CRefPtr(const CRefPtr& ptr) : p(ptr.p)
{
if(p)
p->RefIncrement();
}

~CRefPtr() throw()
{
Release();
}

void Release()
{
T* pTemp = p;

if(pTemp)
{
p = NULL;
if(pTemp->RefDecrement())
delete pTemp;
}
}

void Attach(T* p1)
{
Release();
p = p1;
}

operator T*() const throw()
{
return p;
}

T& operator*() const
{
ATLENSURE(p!=NULL);
return *p;
}

bool operator!() const throw()
{
return (p == NULL);
}

T* operator=(const CRefPtr& rhs)
{
if(this != &rhs)
{
Release();
p = rhs.p;
if(p)
p->RefIncrement();
}
return *this;
}

T* operator=(T* pT)
{
if(p != pT)
{
Release();
p = pT;
if(p)
p->RefIncrement();
}
return *this;
}

T* operator->() const
{
ATLASSERT(p != NULL);
return p;
}
};

As you can see each smart pointer takes up the same amount of memory as a regular pointer, so you can safely pass and return it by value from your own methods and functions. This is a very bare-bones implementation and may lack some more sophisticated features, but so far has worked quite well for me. You use it like a CComPtr (I confess that I did look it up when writing this code).

3 comments:

Luis Abreu said...

Yes, it is. :)

Since most of us were born without that part of the brain that makes us understand triggers (check Joel Spolsky's blog), I'd really say that many programmers can't program in unmanaged code because it's really more difficult.

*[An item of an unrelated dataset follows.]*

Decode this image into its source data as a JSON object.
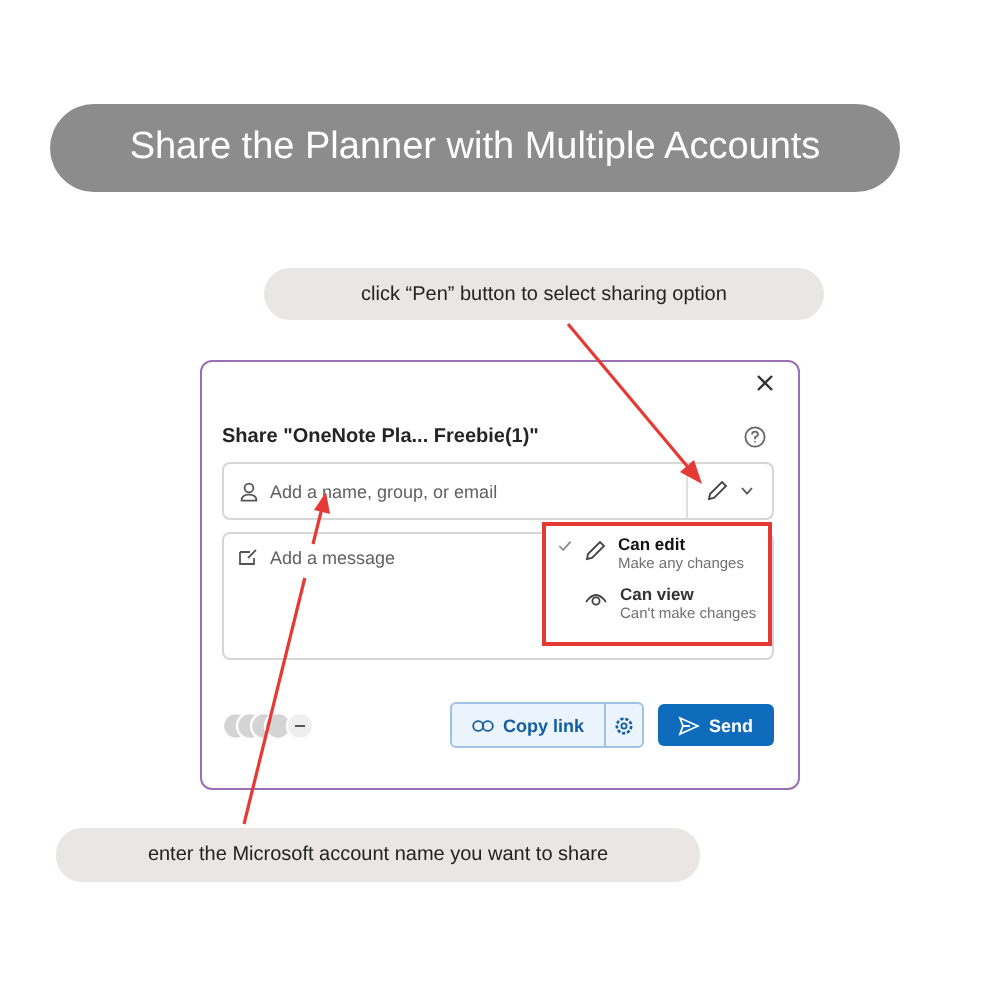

João Paulo Figueira said...

What I'm trying to prove is that writing code in C++ does not have to be harder than writing code in C#. The C# language does have a lot of features that make developing nicer, but most of what you get is actually provided by the IDE and the framework. As I said in the post, the native APIs are very low-level which makes them hard to use. In the absence of a generally accepted framework, developers tend to roll their own and thus reinvent the wheel every time.

If you want an example of a very successful native development story, just look at the Objective-C language and the Cocoa frameworks for Mac and iPhone. What you get there is a great IDE (maybe not as good as VS, but still very competent) and a very comprehensive framework, all of this supported by a native language. The explosion of applications for the iPhone seem to tell an interesting story...

RanchHand said...

I really believe that part of the "explosion of applications for the iPhone" is due to the fact that developers only have to deal with one screen size and resolution. Also, they haven't had the pleasure of reacting to new user interfaces with every major release of the software.

Contrast this with the Windows Mobile situation where it is almost a daunting task to make applications for the multitude of screen sizes; "professional" vs. "standard" and so on. In WM, developers need to spend a much higher fraction of their time catering to different screen sizes rather than adding useful capabilities.